PyClone: statistical inference of clonal population structure in cancer

Abstract

We introduce PyClone, a statistical model for inference of clonal population structures in cancers. PyClone is a Bayesian clustering method for grouping sets of deeply sequenced somatic mutations into putative clonal clusters while estimating their cellular prevalences and accounting for allelic imbalances introduced by segmental copy-number changes and normal-cell contamination.
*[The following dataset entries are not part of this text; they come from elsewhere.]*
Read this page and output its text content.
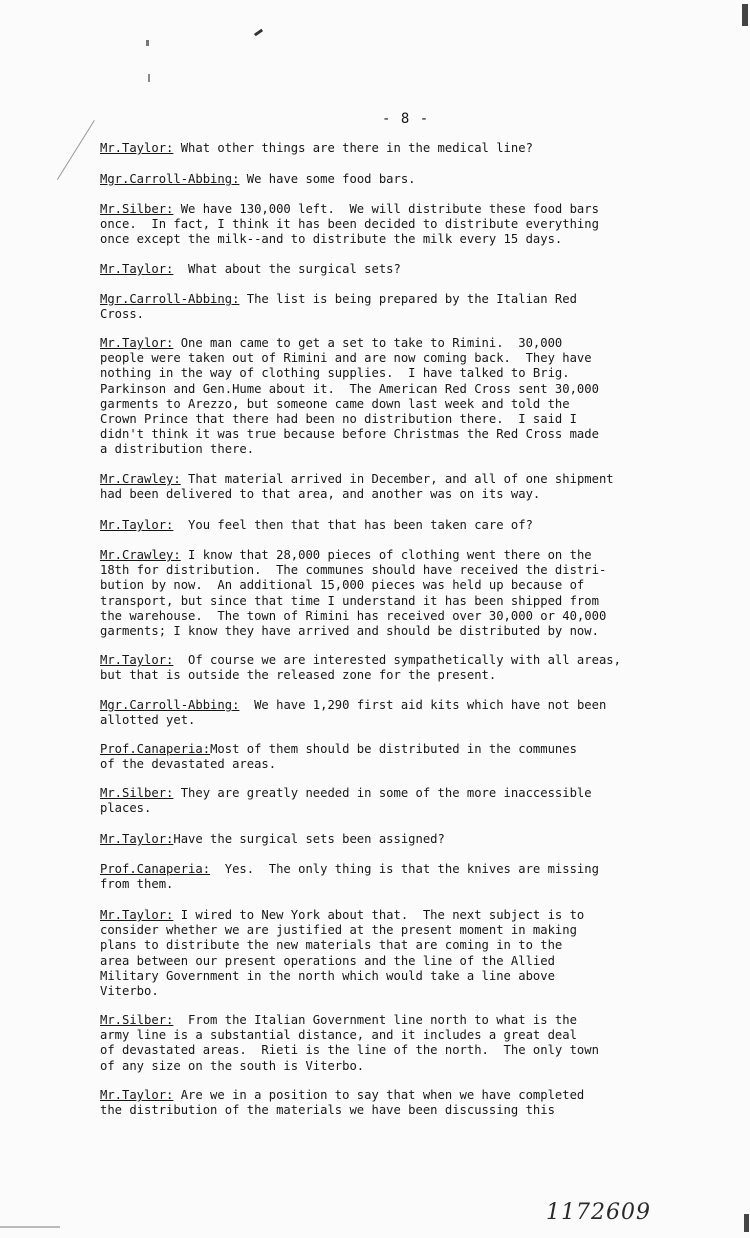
- 8 -

Mr.Taylor: What other things are there in the medical line?

Mgr.Carroll-Abbing: We have some food bars.

Mr.Silber: We have 130,000 left.  We will distribute these food bars
once.  In fact, I think it has been decided to distribute everything
once except the milk--and to distribute the milk every 15 days.

Mr.Taylor:  What about the surgical sets?

Mgr.Carroll-Abbing: The list is being prepared by the Italian Red
Cross.

Mr.Taylor: One man came to get a set to take to Rimini.  30,000
people were taken out of Rimini and are now coming back.  They have
nothing in the way of clothing supplies.  I have talked to Brig.
Parkinson and Gen.Hume about it.  The American Red Cross sent 30,000
garments to Arezzo, but someone came down last week and told the
Crown Prince that there had been no distribution there.  I said I
didn't think it was true because before Christmas the Red Cross made
a distribution there.

Mr.Crawley: That material arrived in December, and all of one shipment
had been delivered to that area, and another was on its way.

Mr.Taylor:  You feel then that that has been taken care of?

Mr.Crawley: I know that 28,000 pieces of clothing went there on the
18th for distribution.  The communes should have received the distri-
bution by now.  An additional 15,000 pieces was held up because of
transport, but since that time I understand it has been shipped from
the warehouse.  The town of Rimini has received over 30,000 or 40,000
garments; I know they have arrived and should be distributed by now.

Mr.Taylor:  Of course we are interested sympathetically with all areas,
but that is outside the released zone for the present.

Mgr.Carroll-Abbing:  We have 1,290 first aid kits which have not been
allotted yet.

Prof.Canaperia:Most of them should be distributed in the communes
of the devastated areas.

Mr.Silber: They are greatly needed in some of the more inaccessible
places.

Mr.Taylor:Have the surgical sets been assigned?

Prof.Canaperia:  Yes.  The only thing is that the knives are missing
from them.

Mr.Taylor: I wired to New York about that.  The next subject is to
consider whether we are justified at the present moment in making
plans to distribute the new materials that are coming in to the
area between our present operations and the line of the Allied
Military Government in the north which would take a line above
Viterbo.

Mr.Silber:  From the Italian Government line north to what is the
army line is a substantial distance, and it includes a great deal
of devastated areas.  Rieti is the line of the north.  The only town
of any size on the south is Viterbo.

Mr.Taylor: Are we in a position to say that when we have completed
the distribution of the materials we have been discussing this

1172609
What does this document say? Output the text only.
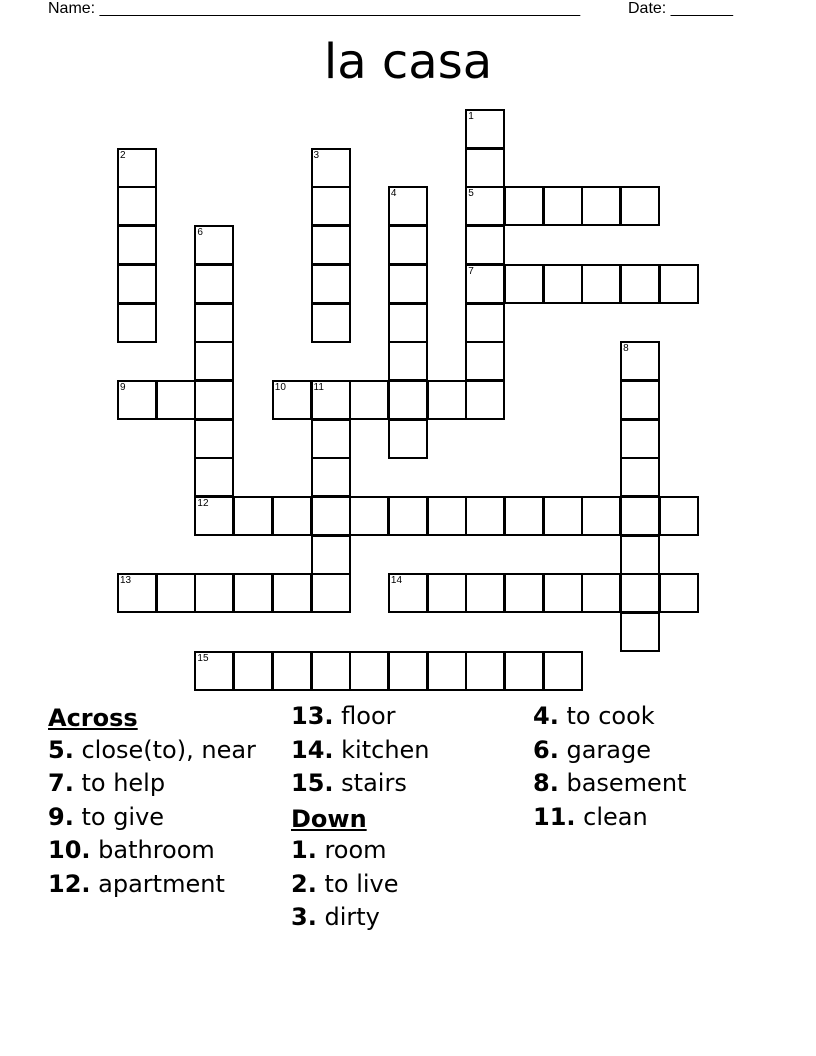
Name: ______________________________________________________	Date: _______
la casa
1
5
7
2	3
4
6
12
8
9	10	11
13	14
15
Across
5. close(to), near
7. to help
9. to give
10. bathroom
12. apartment
13. floor
14. kitchen
15. stairs
Down
1. room
2. to live
3. dirty
4. to cook
6. garage
8. basement
11. clean
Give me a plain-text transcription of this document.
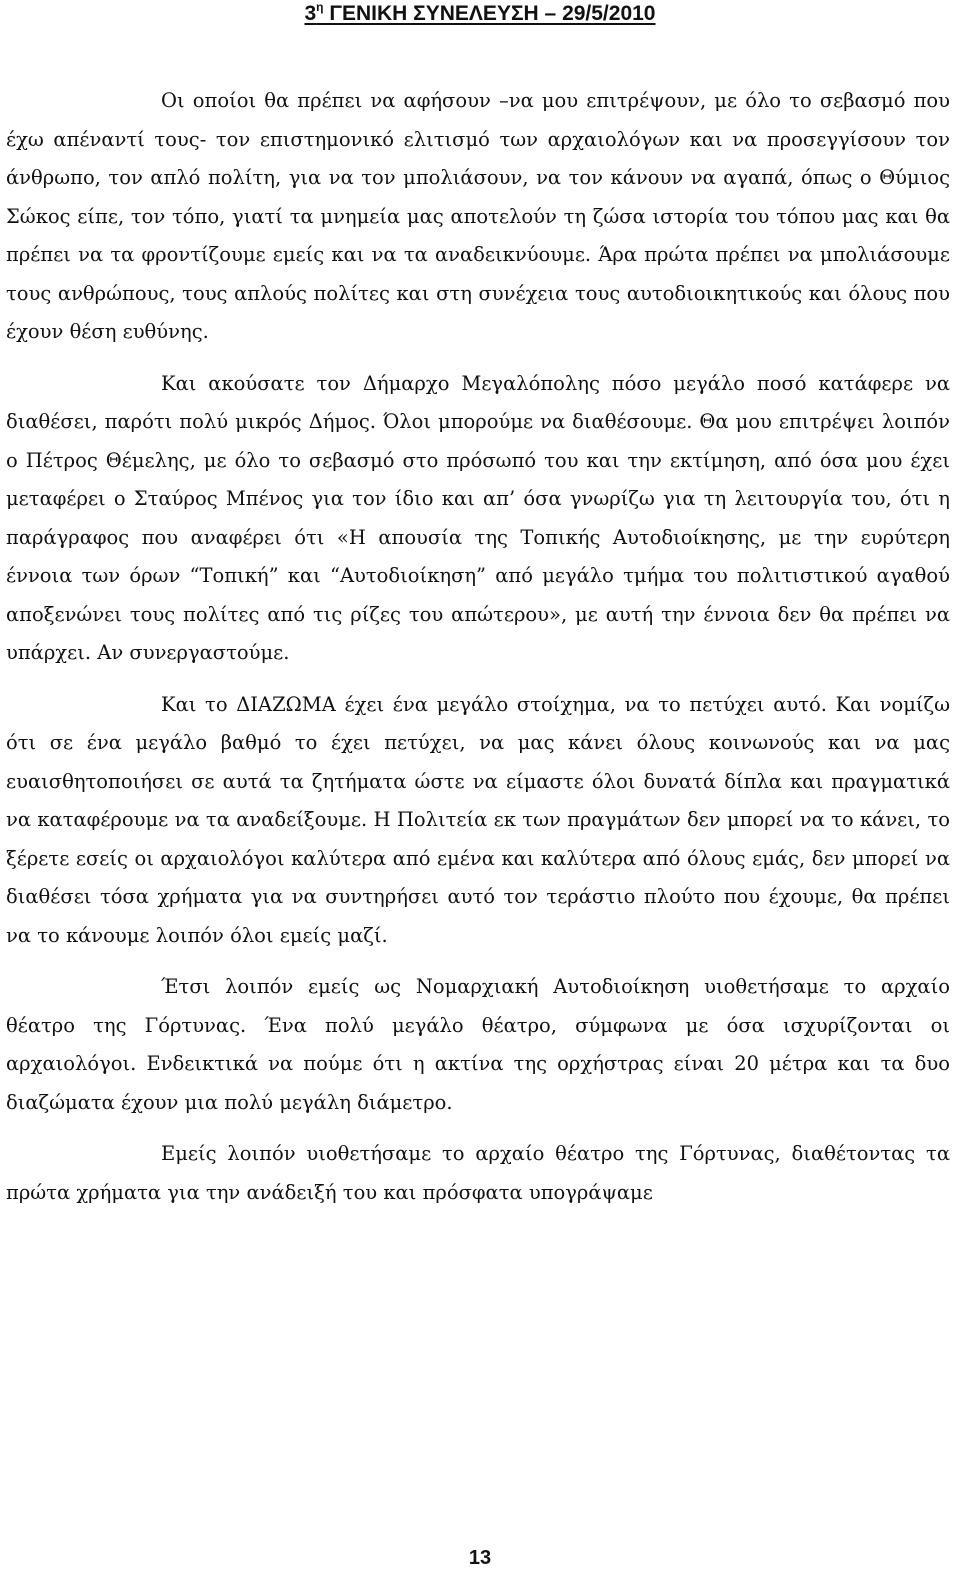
$3^\eta$ ΓΕΝΙΚΗ ΣΥΝΕΛΕΥΣΗ – 29/5/2010

Οι οποίοι θα πρέπει να αφήσουν –να μου επιτρέψουν, με όλο το σεβασμό που έχω απέναντί τους- τον επιστημονικό ελιτισμό των αρχαιολόγων και να προσεγγίσουν τον άνθρωπο, τον απλό πολίτη, για να τον μπολιάσουν, να τον κάνουν να αγαπά, όπως ο Θύμιος Σώκος είπε, τον τόπο, γιατί τα μνημεία μας αποτελούν τη ζώσα ιστορία του τόπου μας και θα πρέπει να τα φροντίζουμε εμείς και να τα αναδεικνύουμε. Άρα πρώτα πρέπει να μπολιάσουμε τους ανθρώπους, τους απλούς πολίτες και στη συνέχεια τους αυτοδιοικητικούς και όλους που έχουν θέση ευθύνης.

Και ακούσατε τον Δήμαρχο Μεγαλόπολης πόσο μεγάλο ποσό κατάφερε να διαθέσει, παρότι πολύ μικρός Δήμος. Όλοι μπορούμε να διαθέσουμε. Θα μου επιτρέψει λοιπόν ο Πέτρος Θέμελης, με όλο το σεβασμό στο πρόσωπό του και την εκτίμηση, από όσα μου έχει μεταφέρει ο Σταύρος Μπένος για τον ίδιο και απ’ όσα γνωρίζω για τη λειτουργία του, ότι η παράγραφος που αναφέρει ότι «Η απουσία της Τοπικής Αυτοδιοίκησης, με την ευρύτερη έννοια των όρων “Τοπική” και “Αυτοδιοίκηση” από μεγάλο τμήμα του πολιτιστικού αγαθού αποξενώνει τους πολίτες από τις ρίζες του απώτερου», με αυτή την έννοια δεν θα πρέπει να υπάρχει. Αν συνεργαστούμε.

Και το ΔΙΑΖΩΜΑ έχει ένα μεγάλο στοίχημα, να το πετύχει αυτό. Και νομίζω ότι σε ένα μεγάλο βαθμό το έχει πετύχει, να μας κάνει όλους κοινωνούς και να μας ευαισθητοποιήσει σε αυτά τα ζητήματα ώστε να είμαστε όλοι δυνατά δίπλα και πραγματικά να καταφέρουμε να τα αναδείξουμε. Η Πολιτεία εκ των πραγμάτων δεν μπορεί να το κάνει, το ξέρετε εσείς οι αρχαιολόγοι καλύτερα από εμένα και καλύτερα από όλους εμάς, δεν μπορεί να διαθέσει τόσα χρήματα για να συντηρήσει αυτό τον τεράστιο πλούτο που έχουμε, θα πρέπει να το κάνουμε λοιπόν όλοι εμείς μαζί.

Έτσι λοιπόν εμείς ως Νομαρχιακή Αυτοδιοίκηση υιοθετήσαμε το αρχαίο θέατρο της Γόρτυνας. Ένα πολύ μεγάλο θέατρο, σύμφωνα με όσα ισχυρίζονται οι αρχαιολόγοι. Ενδεικτικά να πούμε ότι η ακτίνα της ορχήστρας είναι 20 μέτρα και τα δυο διαζώματα έχουν μια πολύ μεγάλη διάμετρο.

Εμείς λοιπόν υιοθετήσαμε το αρχαίο θέατρο της Γόρτυνας, διαθέτοντας τα πρώτα χρήματα για την ανάδειξή του και πρόσφατα υπογράψαμε

13
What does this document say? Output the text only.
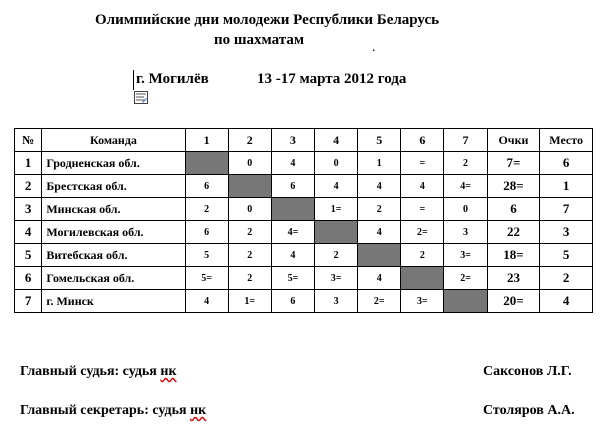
Олимпийские дни молодежи Республики Беларусь
по шахматам	.
г. Могилёв	13 -17 марта 2012 года
№	Команда	1	2	3	4	5	6	7	Очки	Место
1	Гродненская обл.		0	4	0	1	=	2	7=	6
2	Брестская обл.	6		6	4	4	4	4=	28=	1
3	Минская обл.	2	0		1=	2	=	0	6	7
4	Могилевская обл.	6	2	4=		4	2=	3	22	3
5	Витебская обл.	5	2	4	2		2	3=	18=	5
6	Гомельская обл.	5=	2	5=	3=	4		2=	23	2
7	г. Минск	4	1=	6	3	2=	3=		20=	4
Главный судья: судья нк	Саксонов Л.Г.
Главный секретарь: судья нк	Столяров А.А.
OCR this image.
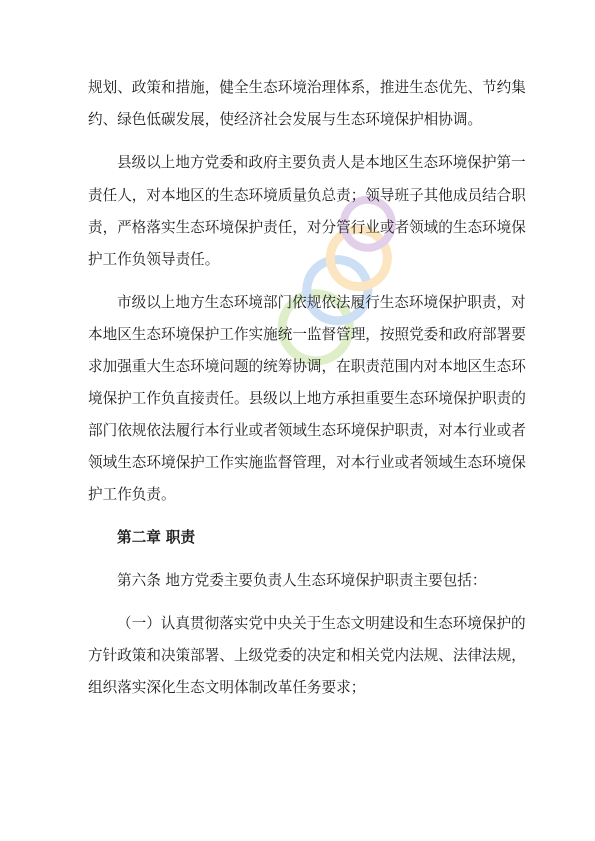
规划、政策和措施，健全生态环境治理体系，推进生态优先、节约集
约、绿色低碳发展，使经济社会发展与生态环境保护相协调。
县级以上地方党委和政府主要负责人是本地区生态环境保护第一
责任人，对本地区的生态环境质量负总责；领导班子其他成员结合职
责，严格落实生态环境保护责任，对分管行业或者领域的生态环境保
护工作负领导责任。
市级以上地方生态环境部门依规依法履行生态环境保护职责，对
本地区生态环境保护工作实施统一监督管理，按照党委和政府部署要
求加强重大生态环境问题的统筹协调，在职责范围内对本地区生态环
境保护工作负直接责任。县级以上地方承担重要生态环境保护职责的
部门依规依法履行本行业或者领域生态环境保护职责，对本行业或者
领域生态环境保护工作实施监督管理，对本行业或者领域生态环境保
护工作负责。
第二章 职责
第六条 地方党委主要负责人生态环境保护职责主要包括：
（一）认真贯彻落实党中央关于生态文明建设和生态环境保护的
方针政策和决策部署、上级党委的决定和相关党内法规、法律法规，
组织落实深化生态文明体制改革任务要求；
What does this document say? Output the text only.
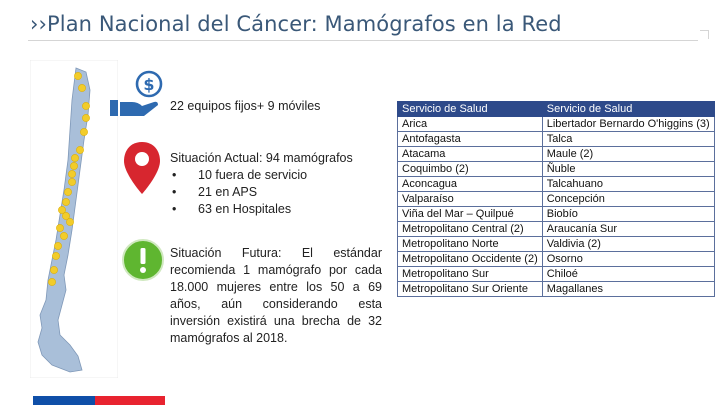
››Plan Nacional del Cáncer: Mamógrafos en la Red
$
22 equipos fijos+ 9 móviles
Situación Actual: 94 mamógrafos
•	10 fuera de servicio
•	21 en APS
•	63 en Hospitales
Situación Futura: El estándar recomienda 1 mamógrafo por cada 18.000 mujeres entre los 50 a 69 años, aún considerando esta inversión existirá una brecha de 32 mamógrafos al 2018.
Servicio de Salud	Servicio de Salud
Arica	Libertador Bernardo O'higgins (3)
Antofagasta	Talca
Atacama	Maule (2)
Coquimbo (2)	Ñuble
Aconcagua	Talcahuano
Valparaíso	Concepción
Viña del Mar – Quilpué	Biobío
Metropolitano Central (2)	Araucanía Sur
Metropolitano Norte	Valdivia (2)
Metropolitano Occidente (2)	Osorno
Metropolitano Sur	Chiloé
Metropolitano Sur Oriente	Magallanes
Single-cell sequencing validation demonstrates PyClone's accuracy.

Figure 1

Comparison of clustering performance for the mixture of normal tissues dataset | We compare the infinite Binomial mixture model (IBMM); infinite Beta-Binomial mixture model (IBBMM); PyClone using binomial emission densities and total copy number (Bin-TCN) or parental copy number (Bin-PCN) prior; PyClone using Beta-Binomial emissions and the parental (BeBin-PCN) or total (BeBin-TCN) copy number prior. (a) Comparison of methods when analysing each mixture experiment separately and (b) analysing all four mixtures jointly. (c) Expected cellular prevalence of each cluster across the four mixture experiments. (d) Inferred cellular prevalences and clustering using the IBBMM model and (e) PyClone BeBin-PCN model to jointly analyse all four mixtures. Solid lines (d, e) indicate clusters for which SNVs are predominatly homozygous (BB) and dashed lines indicate clusters for which SNVs are predominatly heterozygous (AB), in the event an equal number of both types of SNVs is present the cluster is drawn as a solid line. (f) Variant allelic prevalence for mutations assigned to cluster 1 by PyClone BeBin-PCN model. Dashed lines represent heterozygous SNVs and solid lines represent homozygous SNVs. (a, b) Whiskers indicate 1.5 the interquartile range, red bars indicate the median, and boxes represent the interquartile range. (d, e) Error bars indicate the mean standard deviation of MCMC cellular prevalences estimates for mutations in a cluster. (d, e, f) The number of mutations n in each cluster is shown in the legend in parentheses.

Figure 2

Joint analysis of multiple samples from high grade serous ovarian cancer (HGSOC) 2 | The variant allelic prevalence for each mutation color coded by predicted cluster using the (a) IBBMM and (c) PyClone with BeBin-PCN model to jointly analyse the four samples. The inferred cellular prevalence for each cluster using the (b) IBBMM and (d) BeBin-PCN methods. As in Fig. 1 the cellular prevalence of the cluster is the mean value of the cellular prevalence of mutations in the cluster. (e) Presence or absence of variant allele at target loci in single cells from sample B. Loci with less than 40 reads covering them are coloured gray. Predicted clusters for each method are show on the left, with white cells indicating non-somatic control positions. (f) Presence or absence of IBBMM clusters in single cells from sample B. Clusters were deemed present if any mutation in the cluster was present. (b, d) Error bars indicate the mean standard deviation of MCMC cellular prevalences estimates for mutations in a cluster. The number of mutations n in each cluster is shown in the legend in parentheses.